As I write this, commencement is under way, and who knows what the fallout will be. I was thinking about this last night, however, because of a discussion by some friends on the arrests taking place. The debate was who was wronger; ND for arresting priests peacefully protesting on their property, or protesters protesting on ND property. I thought I would share my thoughts.
The protesters are engaging in acts of civil disobedience. Is civil disobedience justified? I think it is when we are being forced by an unjust law. Rosa Parks refusing to move was an act of civil disobedience. Does it apply in the ND protest case? I don't think so. The protesters were not forbidden to protest, they were just asked to stay off ND property.
One might argue that they were justified in using their civil disobedience in order to publicize their plight. I ask "publicize to whom?" Catholics and ND aficionados are all ready well acquainted with the situation. The media who are covering the arrests are making the protesters look like fools,a nd broadcasting to a public which is at best ambivalent about the situation.
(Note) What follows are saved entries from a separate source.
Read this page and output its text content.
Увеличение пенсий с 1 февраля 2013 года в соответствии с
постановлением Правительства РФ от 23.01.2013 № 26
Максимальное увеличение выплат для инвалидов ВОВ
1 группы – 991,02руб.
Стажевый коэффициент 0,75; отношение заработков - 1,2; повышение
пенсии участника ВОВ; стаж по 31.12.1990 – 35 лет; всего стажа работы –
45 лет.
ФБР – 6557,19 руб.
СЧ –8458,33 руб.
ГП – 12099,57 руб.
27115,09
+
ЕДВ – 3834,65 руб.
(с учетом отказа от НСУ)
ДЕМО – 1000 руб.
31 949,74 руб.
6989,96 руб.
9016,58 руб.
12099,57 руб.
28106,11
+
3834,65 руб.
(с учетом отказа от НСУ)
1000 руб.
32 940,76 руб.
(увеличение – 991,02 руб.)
That's not to say I am against the protesters, I just feel they are not handling themselves optimally. The same can be said of Fr. Jenkins. His "last letter" in the subject emphasized that this honorary degree is a formality and is not meant to endorse Obama or his policies. If this letter were his "first" letter on the subject instead of his last, perhaps a lot of this could have been avoided. However, Fr. Jenkins has already squandered all his credibility in previous volleys.
First there was the claim that this wasn't really a commencement speech, but an invitation to a "dialogue". When that became abundantly discredited the claim was that it was OK because Obama was not Catholic. There was his refusal to have a "dialogue" with his own students, in contrast with his desire to have one with the president.
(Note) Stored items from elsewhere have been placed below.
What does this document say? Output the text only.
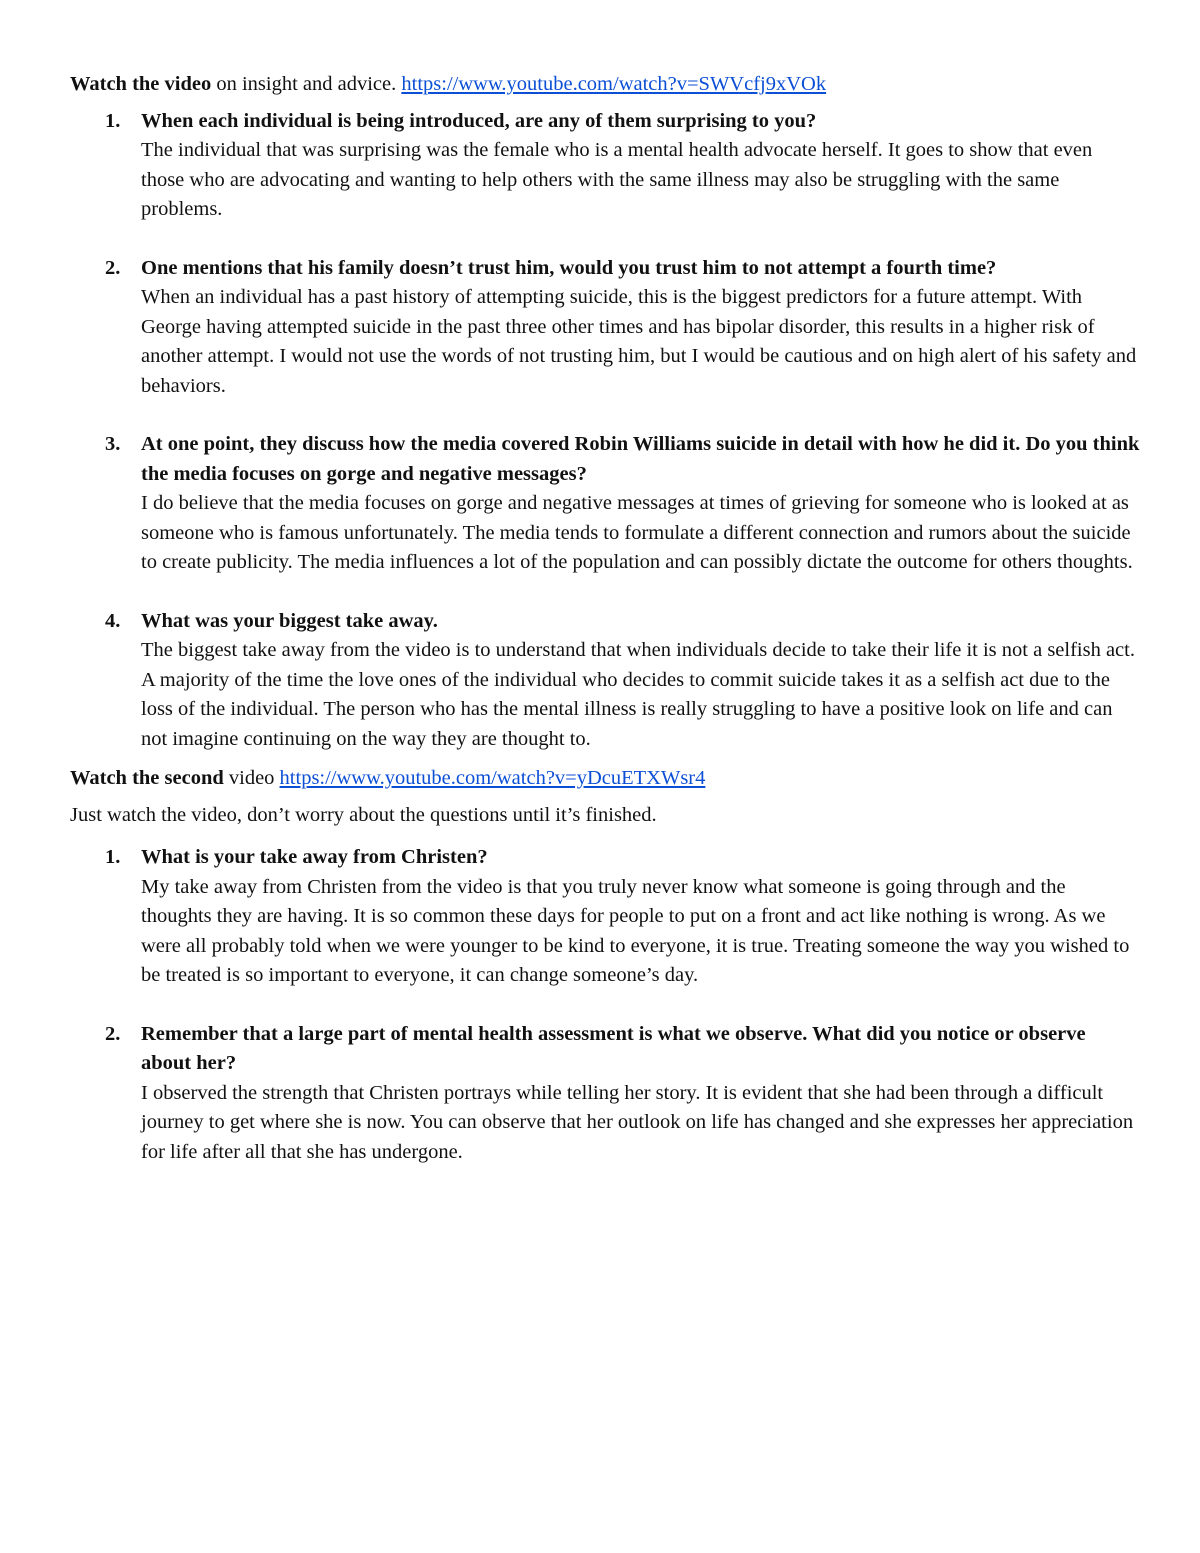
Watch the video on insight and advice. https://www.youtube.com/watch?v=SWVcfj9xVOk

1. When each individual is being introduced, are any of them surprising to you?

The individual that was surprising was the female who is a mental health advocate herself. It goes to show that even those who are advocating and wanting to help others with the same illness may also be struggling with the same problems.

2. One mentions that his family doesn’t trust him, would you trust him to not attempt a fourth time?

When an individual has a past history of attempting suicide, this is the biggest predictors for a future attempt. With George having attempted suicide in the past three other times and has bipolar disorder, this results in a higher risk of another attempt. I would not use the words of not trusting him, but I would be cautious and on high alert of his safety and behaviors.

3. At one point, they discuss how the media covered Robin Williams suicide in detail with how he did it. Do you think the media focuses on gorge and negative messages?

I do believe that the media focuses on gorge and negative messages at times of grieving for someone who is looked at as someone who is famous unfortunately. The media tends to formulate a different connection and rumors about the suicide to create publicity. The media influences a lot of the population and can possibly dictate the outcome for others thoughts.

4. What was your biggest take away.

The biggest take away from the video is to understand that when individuals decide to take their life it is not a selfish act. A majority of the time the love ones of the individual who decides to commit suicide takes it as a selfish act due to the loss of the individual. The person who has the mental illness is really struggling to have a positive look on life and can not imagine continuing on the way they are thought to.

Watch the second video https://www.youtube.com/watch?v=yDcuETXWsr4

Just watch the video, don’t worry about the questions until it’s finished.

1. What is your take away from Christen?

My take away from Christen from the video is that you truly never know what someone is going through and the thoughts they are having. It is so common these days for people to put on a front and act like nothing is wrong. As we were all probably told when we were younger to be kind to everyone, it is true. Treating someone the way you wished to be treated is so important to everyone, it can change someone’s day.

2. Remember that a large part of mental health assessment is what we observe. What did you notice or observe about her?

I observed the strength that Christen portrays while telling her story. It is evident that she had been through a difficult journey to get where she is now. You can observe that her outlook on life has changed and she expresses her appreciation for life after all that she has undergone.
Even in the face of almost 70 bishops, Fr. Jenkins insisted that his interpretation of the rules was correct. He even turned to out of context scriptural quotes to support his views against those of his superiors. Then there's the text of the honorary degree presentation itself.
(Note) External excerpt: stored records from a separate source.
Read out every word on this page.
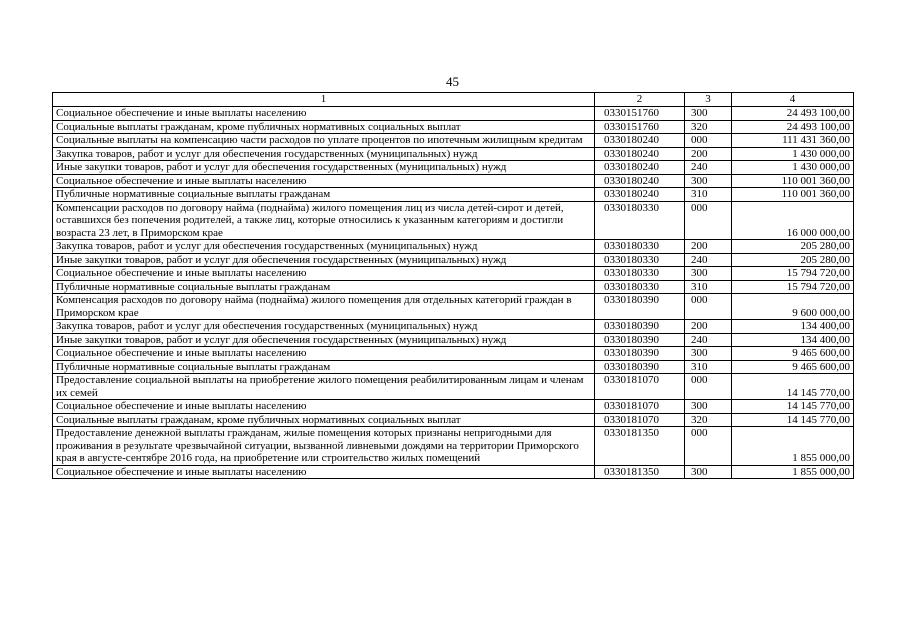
45
1	2	3	4
Социальное обеспечение и иные выплаты населению	0330151760	300	24 493 100,00
Социальные выплаты гражданам, кроме публичных нормативных социальных выплат	0330151760	320	24 493 100,00
Социальные выплаты на компенсацию части расходов по уплате процентов по ипотечным жилищным кредитам	0330180240	000	111 431 360,00
Закупка товаров, работ и услуг для обеспечения государственных (муниципальных) нужд	0330180240	200	1 430 000,00
Иные закупки товаров, работ и услуг для обеспечения государственных (муниципальных) нужд	0330180240	240	1 430 000,00
Социальное обеспечение и иные выплаты населению	0330180240	300	110 001 360,00
Публичные нормативные социальные выплаты гражданам	0330180240	310	110 001 360,00
Компенсации расходов по договору найма (поднайма) жилого помещения лиц из числа детей-сирот и детей, оставшихся без попечения родителей, а также лиц, которые относились к указанным категориям и достигли возраста 23 лет, в Приморском крае	0330180330	000	16 000 000,00
Закупка товаров, работ и услуг для обеспечения государственных (муниципальных) нужд	0330180330	200	205 280,00
Иные закупки товаров, работ и услуг для обеспечения государственных (муниципальных) нужд	0330180330	240	205 280,00
Социальное обеспечение и иные выплаты населению	0330180330	300	15 794 720,00
Публичные нормативные социальные выплаты гражданам	0330180330	310	15 794 720,00
Компенсация расходов по договору найма (поднайма) жилого помещения для отдельных категорий граждан в Приморском крае	0330180390	000	9 600 000,00
Закупка товаров, работ и услуг для обеспечения государственных (муниципальных) нужд	0330180390	200	134 400,00
Иные закупки товаров, работ и услуг для обеспечения государственных (муниципальных) нужд	0330180390	240	134 400,00
Социальное обеспечение и иные выплаты населению	0330180390	300	9 465 600,00
Публичные нормативные социальные выплаты гражданам	0330180390	310	9 465 600,00
Предоставление социальной выплаты на приобретение жилого помещения реабилитированным лицам и членам их семей	0330181070	000	14 145 770,00
Социальное обеспечение и иные выплаты населению	0330181070	300	14 145 770,00
Социальные выплаты гражданам, кроме публичных нормативных социальных выплат	0330181070	320	14 145 770,00
Предоставление денежной выплаты гражданам, жилые помещения которых признаны непригодными для проживания в результате чрезвычайной ситуации, вызванной ливневыми дождями на территории Приморского края в августе-сентябре 2016 года, на приобретение или строительство жилых помещений	0330181350	000	1 855 000,00
Социальное обеспечение и иные выплаты населению	0330181350	300	1 855 000,00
"At the 164th Commencement The May Exercises The University of Notre Dame Confers the degree of Doctor of Laws, honoris causa, on the 44th president of the United States, whose historic election opened a new era of hope in a country long divided by its history of slavery and racism. A community organizer who honed his advocacy for the poor, the marginalized and the worker in the streets of Chicago, he now organizes a larger community, bringing to the world stage a renewed American dedication to diplomacy and dialogue with all nations and religions committed to human rights and the global common good. Through his willingness to engage with those who disagree with him and encourage people of faith to bring their beliefs to the public debate, he is inspiring this nation to heal its divisions of religion, culture, race and politics in the audacious hope for a brighter tomorrow."This is sad. If I could turn back time and whisper in Fr. Jenkins' ear, I would have asked him to use that final letter as his first letter instead of going through the motions of lie after lie, to speak with students instead of turning them away, to ensure that the text of the degree did not appear to honor the president for things which are abhorrent to the Catholic view and to make this something less divisive.
Of course, in a better world we would have had the entire theology department, faculty, and many students demand that the invitation be rescinded, just as happened to Pope Benedict XVI at La Sapienza University (see my previous blog), but we don't live in that world.
Then again, perhaps Fr. Jenkins had no choice and was just a puppet of the board of directors?